A polêmica Medida Provisória que autoriza o plantio de soja transgênica na safra agrícola deste ano foi assinada no fim da noite de quinta-feira pelo presidente interino José Alencar.
Alencar relutou em assinar a MP por vários dias, e não escondeu o desconforto em ter de decidir sobre um tema que divide o governo, o Congresso Nacional e vários setores da sociedade. Diante de tamanha pressão, Alencar foi cauteloso. Antes de dar a palavra final sobre o tema, ouviu a posição das várias entidades envolvidas na questão dos transgênicos.
A MP valerá para todo o país, mas limita a plantação de soja transgênica à safra 2003/2004. As sementes geneticamente modificadas que não forem plantadas ou comercializadas até o dia 31 de dezembro de 2004, segundo a MP, terão que ser incineradas.
Os agricultores também terão que assinar um termo de compromisso, responsabilidade e ajustamento de conduta para garantir que a plantação siga as normas estabelecidas pelo governo.
Entre as normas previstas, está a que proíbe que os agricultores comercializem sementes transgênicas em estados distintos aos que elas tenham sido produzidas. Esse item, na prática, limita o plantio ao estado do Rio Grande do Sul, mas foi a solução encontrada pelo governo para evitar que a MP fosse considerada inconstitucional ao permitir a plantação a um único estado.
Os agricultores que não seguirem as determinações da MP vão pagar multa da ordem de R$ 16 mil, prevista na Lei 10.688 de 2003 - que regulamentou o plantio de soja transgênica na safra 2002/2003. Os produtores rurais terão o prazo de 30 dias para assinar o termo de compromisso, que poderá ser adquirido nas agências do Correios, da Caixa Econômica Federal e do Banco do Brasil.
Os agricultores que não assinarem o documento e não seguirem as determinações da MP ficarão impedidos de obter empréstimos e financiamentos de instituições oficias de crédito, assim como não terão acesso a benefícios fiscais do governo.
Além disso, os produtores que causarem danos ao meio ambiente ou a terceiros - por contaminação decorrente de cruzamento de sementes transgênicas - responderão pela indenização ou pela reparação integral do dano, independente de existência de culpa do produtor.
A Medida Provisória também proíbe o plantio de soja transgênica nas áreas de unidades de conservação e proteção ambiental, e em terras indígenas.
A edição da MP frustrou a expectativa de setores ambientalistas que defendiam um estudo de impacto ambiental antes da liberação do plantio da soja transgênica.

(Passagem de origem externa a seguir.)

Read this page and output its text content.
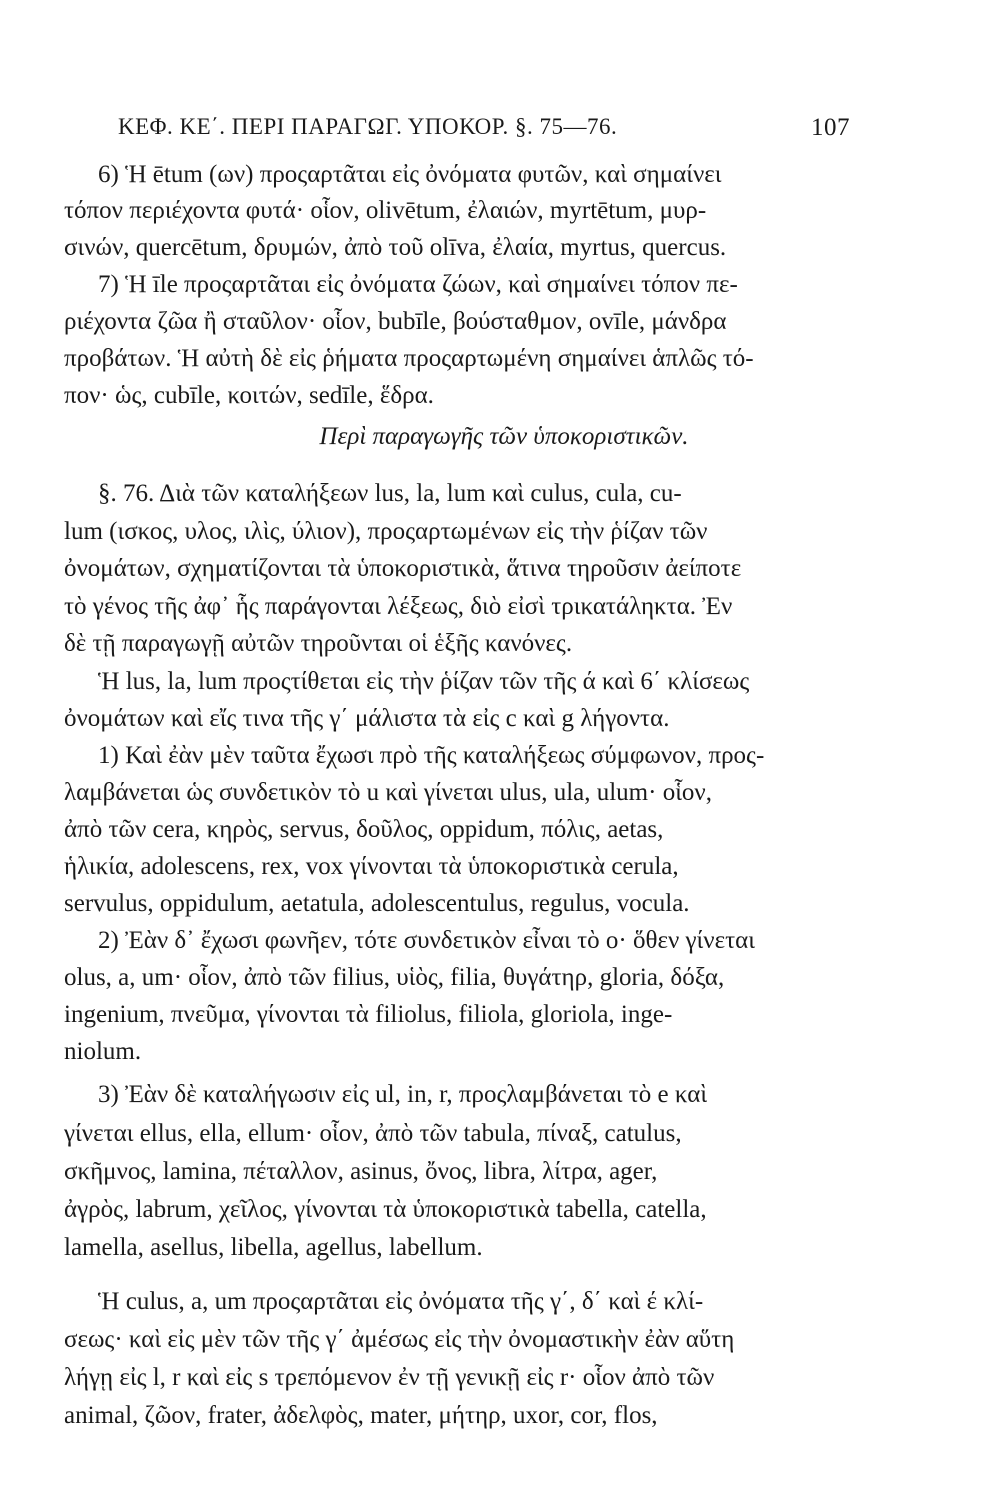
ΚΕΦ. ΚΕ΄. ΠΕΡΙ ΠΑΡΑΓΩΓ. ΥΠΟΚΟΡ. §. 75—76.	107
6) Ἡ ētum (ων) προςαρτᾶται εἰς ὀνόματα φυτῶν, καὶ σημαίνει
τόπον περιέχοντα φυτά· οἷον, olivētum, ἐλαιών, myrtētum, μυρ-
σινών, quercētum, δρυμών, ἀπὸ τοῦ olīva, ἐλαία, myrtus, quercus.
7) Ἡ īle προςαρτᾶται εἰς ὀνόματα ζώων, καὶ σημαίνει τόπον πε-
ριέχοντα ζῶα ἢ σταῦλον· οἷον, bubīle, βούσταθμον, ovīle, μάνδρα
προβάτων. Ἡ αὐτὴ δὲ εἰς ῥήματα προςαρτωμένη σημαίνει ἁπλῶς τό-
πον· ὡς, cubīle, κοιτών, sedīle, ἕδρα.
Περὶ παραγωγῆς τῶν ὑποκοριστικῶν.
§. 76. Διὰ τῶν καταλήξεων lus, la, lum καὶ culus, cula, cu-
lum (ισκος, υλος, ιλὶς, ύλιον), προςαρτωμένων εἰς τὴν ῥίζαν τῶν
ὀνομάτων, σχηματίζονται τὰ ὑποκοριστικὰ, ἅτινα τηροῦσιν ἀείποτε
τὸ γένος τῆς ἀφ᾽ ἧς παράγονται λέξεως, διὸ εἰσὶ τρικατάληκτα. Ἐν
δὲ τῇ παραγωγῇ αὐτῶν τηροῦνται οἱ ἑξῆς κανόνες.
Ἡ lus, la, lum προςτίθεται εἰς τὴν ῥίζαν τῶν τῆς ά καὶ 6΄ κλίσεως
ὀνομάτων καὶ εἴς τινα τῆς γ΄ μάλιστα τὰ εἰς c καὶ g λήγοντα.
1) Καὶ ἐὰν μὲν ταῦτα ἔχωσι πρὸ τῆς καταλήξεως σύμφωνον, προς-
λαμβάνεται ὡς συνδετικὸν τὸ u καὶ γίνεται ulus, ula, ulum· οἷον,
ἀπὸ τῶν cera, κηρὸς, servus, δοῦλος, oppidum, πόλις, aetas,
ἡλικία, adolescens, rex, vox γίνονται τὰ ὑποκοριστικὰ cerula,
servulus, oppidulum, aetatula, adolescentulus, regulus, vocula.
2) Ἐὰν δ᾽ ἔχωσι φωνῆεν, τότε συνδετικὸν εἶναι τὸ o· ὅθεν γίνεται
olus, a, um· οἷον, ἀπὸ τῶν filius, υἱὸς, filia, θυγάτηρ, gloria, δόξα,
ingenium, πνεῦμα, γίνονται τὰ filiolus, filiola, gloriola, inge-
niolum.
3) Ἐὰν δὲ καταλήγωσιν εἰς ul, in, r, προςλαμβάνεται τὸ e καὶ
γίνεται ellus, ella, ellum· οἷον, ἀπὸ τῶν tabula, πίναξ, catulus,
σκῆμνος, lamina, πέταλλον, asinus, ὄνος, libra, λίτρα, ager,
ἀγρὸς, labrum, χεῖλος, γίνονται τὰ ὑποκοριστικὰ tabella, catella,
lamella, asellus, libella, agellus, labellum.
Ἡ culus, a, um προςαρτᾶται εἰς ὀνόματα τῆς γ΄, δ΄ καὶ έ κλί-
σεως· καὶ εἰς μὲν τῶν τῆς γ΄ ἀμέσως εἰς τὴν ὀνομαστικὴν ἐὰν αὕτη
λήγῃ εἰς l, r καὶ εἰς s τρεπόμενον ἐν τῇ γενικῇ εἰς r· οἷον ἀπὸ τῶν
animal, ζῶον, frater, ἀδελφὸς, mater, μήτηρ, uxor, cor, flos,
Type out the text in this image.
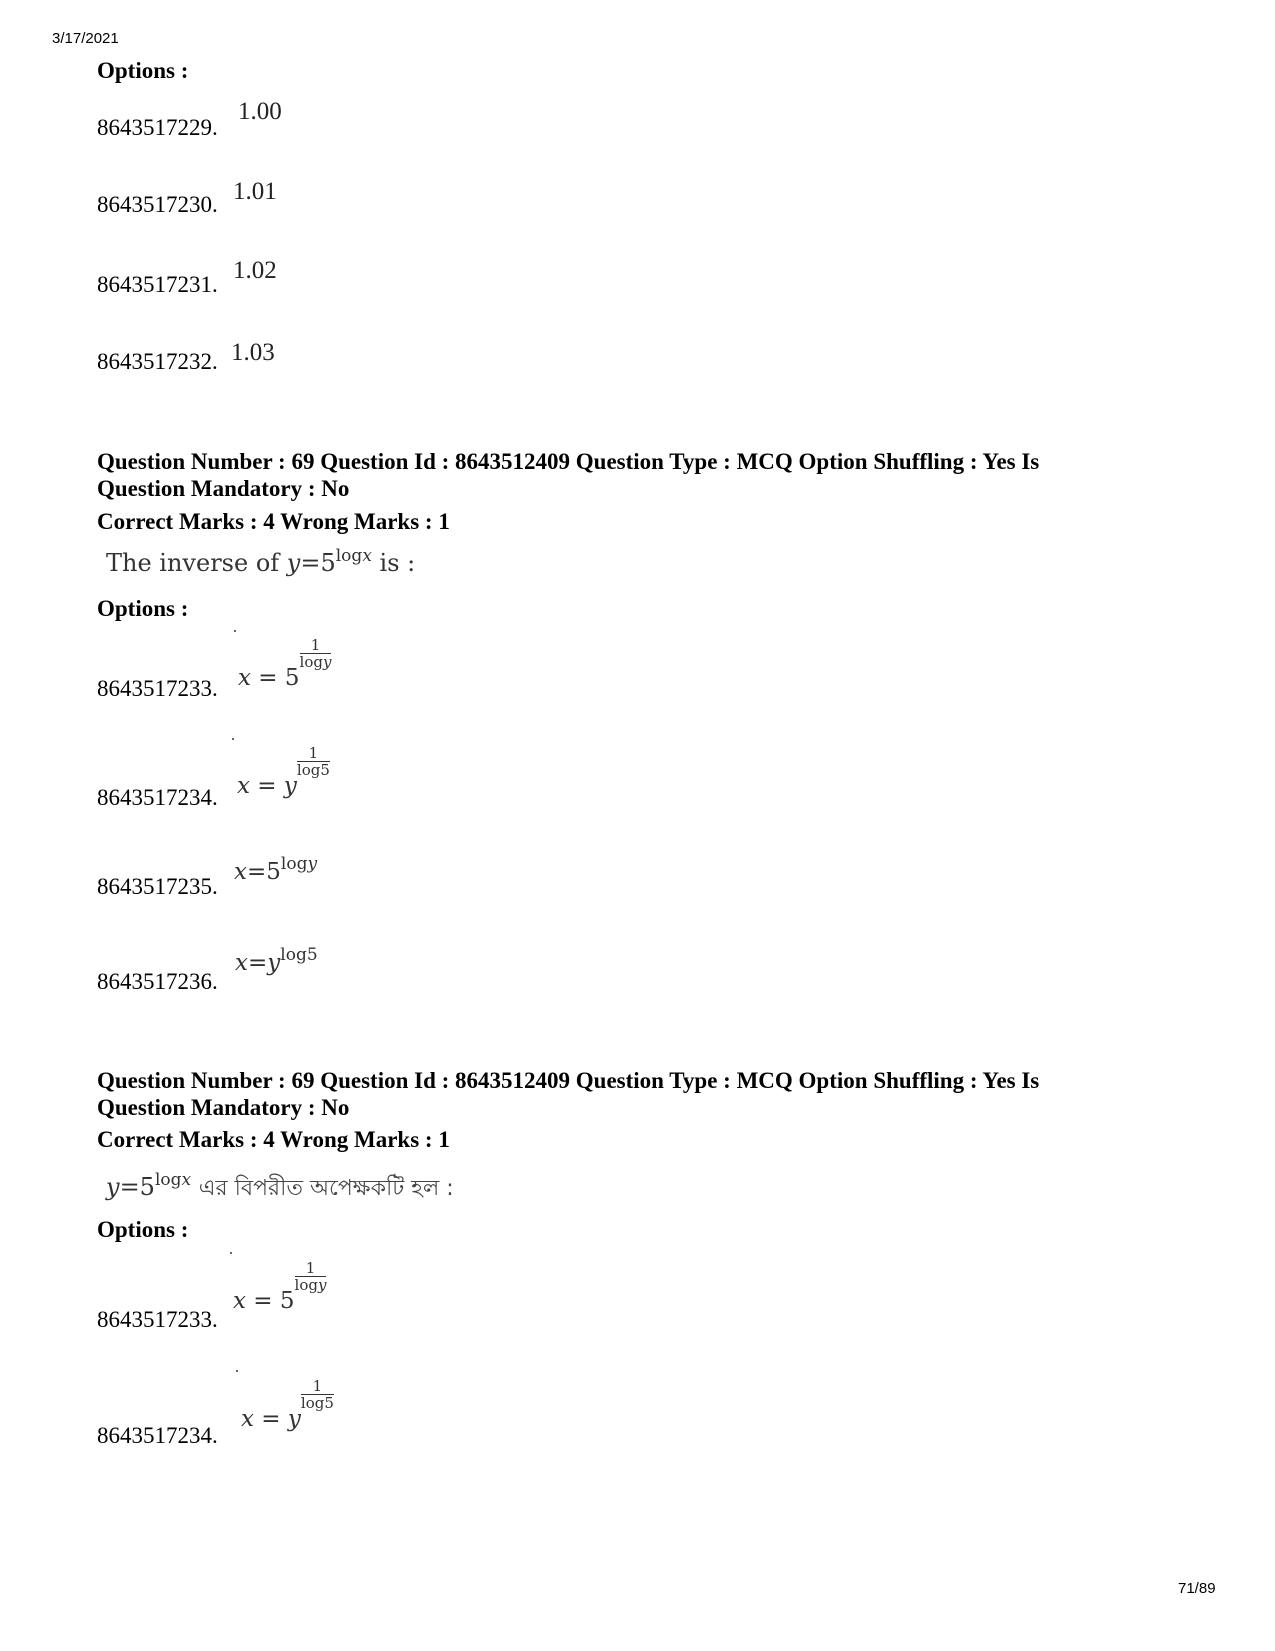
3/17/2021
Options :
8643517229.
1.00
8643517230. 1.01
8643517231.
1.02
8643517232. 1.03
Question Number : 69 Question Id : 8643512409 Question Type : MCQ Option Shuffling : Yes Is
Question Mandatory : No
Correct Marks : 4 Wrong Marks : 1
The inverse of $y=5^{logx}$ is :
Options :
8643517233. x = 5
$\frac{1}{\log y}$
8643517234. x = y
$\frac{1}{\log 5}$
8643517235.
$x=5^{logy}$
8643517236.
$x=y^{log5}$
Question Number : 69 Question Id : 8643512409 Question Type : MCQ Option Shuffling : Yes Is
Question Mandatory : No
Correct Marks : 4 Wrong Marks : 1
$y=5^{logx}$ এর বিপরীত অপেক্ষকটি হল :
Options :
8643517233.
x = 5
$\frac{1}{\log y}$
8643517234.
x = y
$\frac{1}{\log 5}$
71/89
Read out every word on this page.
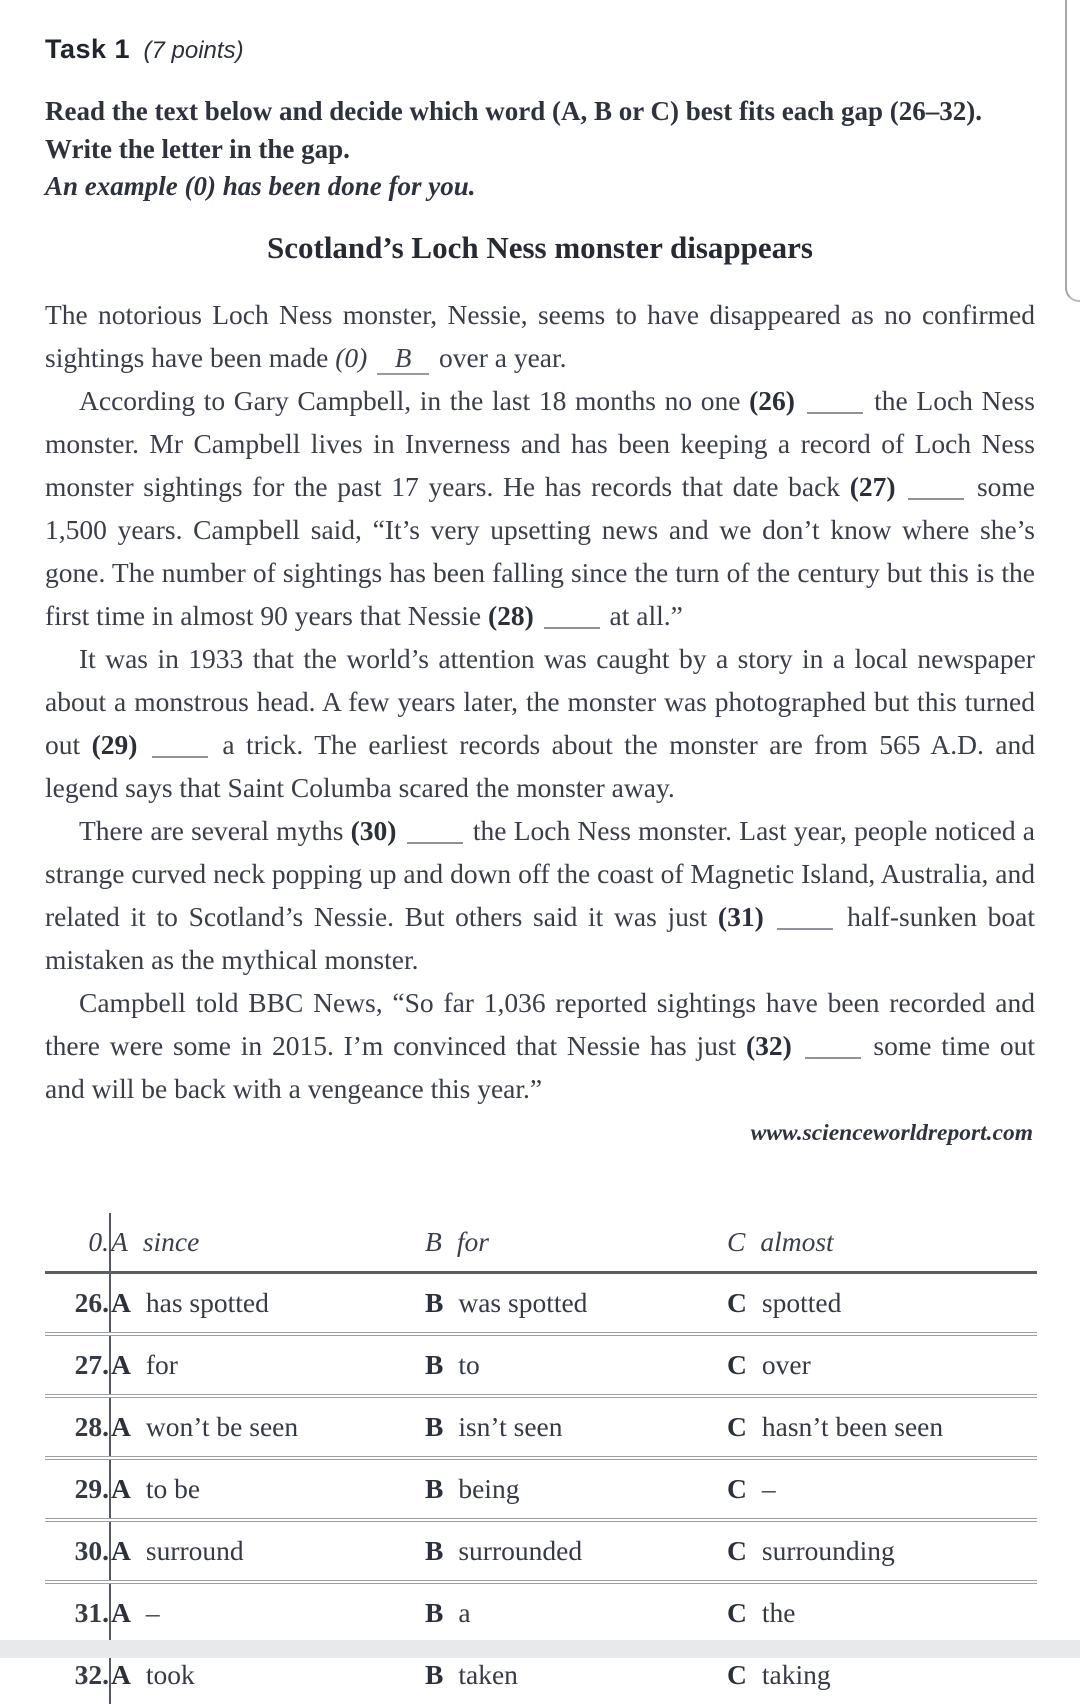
Task 1 (7 points)

Read the text below and decide which word (A, B or C) best fits each gap (26–32).

Write the letter in the gap.

An example (0) has been done for you.

Scotland’s Loch Ness monster disappears

The notorious Loch Ness monster, Nessie, seems to have disappeared as no confirmed sightings have been made (0) B over a year.

According to Gary Campbell, in the last 18 months no one (26)	the Loch Ness monster. Mr Campbell lives in Inverness and has been keeping a record of Loch Ness monster sightings for the past 17 years. He has records that date back (27)	some 1,500 years. Campbell said, “It’s very upsetting news and we don’t know where she’s gone. The number of sightings has been falling since the turn of the century but this is the first time in almost 90 years that Nessie (28)	at all.”

It was in 1933 that the world’s attention was caught by a story in a local newspaper about a monstrous head. A few years later, the monster was photographed but this turned out (29)	a trick. The earliest records about the monster are from 565 A.D. and legend says that Saint Columba scared the monster away.

There are several myths (30)	the Loch Ness monster. Last year, people noticed a strange curved neck popping up and down off the coast of Magnetic Island, Australia, and related it to Scotland’s Nessie. But others said it was just (31)	half-sunken boat mistaken as the mythical monster.

Campbell told BBC News, “So far 1,036 reported sightings have been recorded and there were some in 2015. I’m convinced that Nessie has just (32)	some time out and will be back with a vengeance this year.”

www.scienceworldreport.com
0.	A since	B for	C almost
26.	A has spotted	B was spotted	C spotted
27.	A for	B to	C over
28.	A won’t be seen	B isn’t seen	C hasn’t been seen
29.	A to be	B being	C –
30.	A surround	B surrounded	C surrounding
31.	A –	B a	C the
32.	A took	B taken	C taking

O texto não obriga a realização do estudo, apenas institui uma comissão de acompanhamento integrada por vários ministérios e órgãos de defesa do meio ambiente, como o Ibama e a Agência Nacional de Vigilância Sanitária (Anvisa) para supervisionar as determinações da MP.
Tema polêmico
A quinta-feira foi de intensas negociações no Palácio do Planalto. José Alencar ficou reunido do final da manhã até o início da noite com ministros e uma comissão de parlamentares que discute o tema junto ao governo.
A ministra do Meio Ambiente, Marina Silva, reiterou sua posição contrária à liberação dos transgênicos. Já o ministro da Agricultura, Roberto Rodrigues, defendeu o plantio para evitar prejuízos aos agricultores do Sul do país, que já possuem estoques de sementes geneticamente modificadas.
Os deputados Fernando Gabeira (PV-RJ) e Frei Sérgio (deputado estadual do PT-RS), integrantes da comissão de parlamentares que se reuniu com Alencar ao longo do dia, chegaram a abandonar o encontro depois de José Alencar ter revelado que realmente teria que assinar a MP.
"Saímos de forma fraternal. Apenas os nossos caminhos se separaram. Cada um com a sua história. Abandonamos o barco, agora vamos recuperá-lo adiante para evitar um estrago maior", disse Gabeira ao deixar a reunião.
À noite, houve mais uma tentativa de sensibilizar o presidente interino para não assinar a medida. Uma comissão de integrantes do Conselho Nacional de Meio Ambiente (Conama) foi ao Palácio do Planalto entregar a José Alencar uma moção, aprovada durante reunião do órgão, que faz um último apelo pela não liberação do plantio de transgênicos nesta safra. O Conama também entregou outra moção à ministra Marina Silva elogiando a sua postura contrária aos transgênicos.
Mesmo diante de tantos apelos contra a liberação dos transgênicos, Alencar acabou seguindo a determinação do presidente Luiz Inácio Lula da Silva que na quinta-feira, por telefone, já havia dado a orientação para que tomasse a decisão de liberar o plantio. A íntegra da Medida Provisória está publicada no Diário Oficial desta sexta-feira.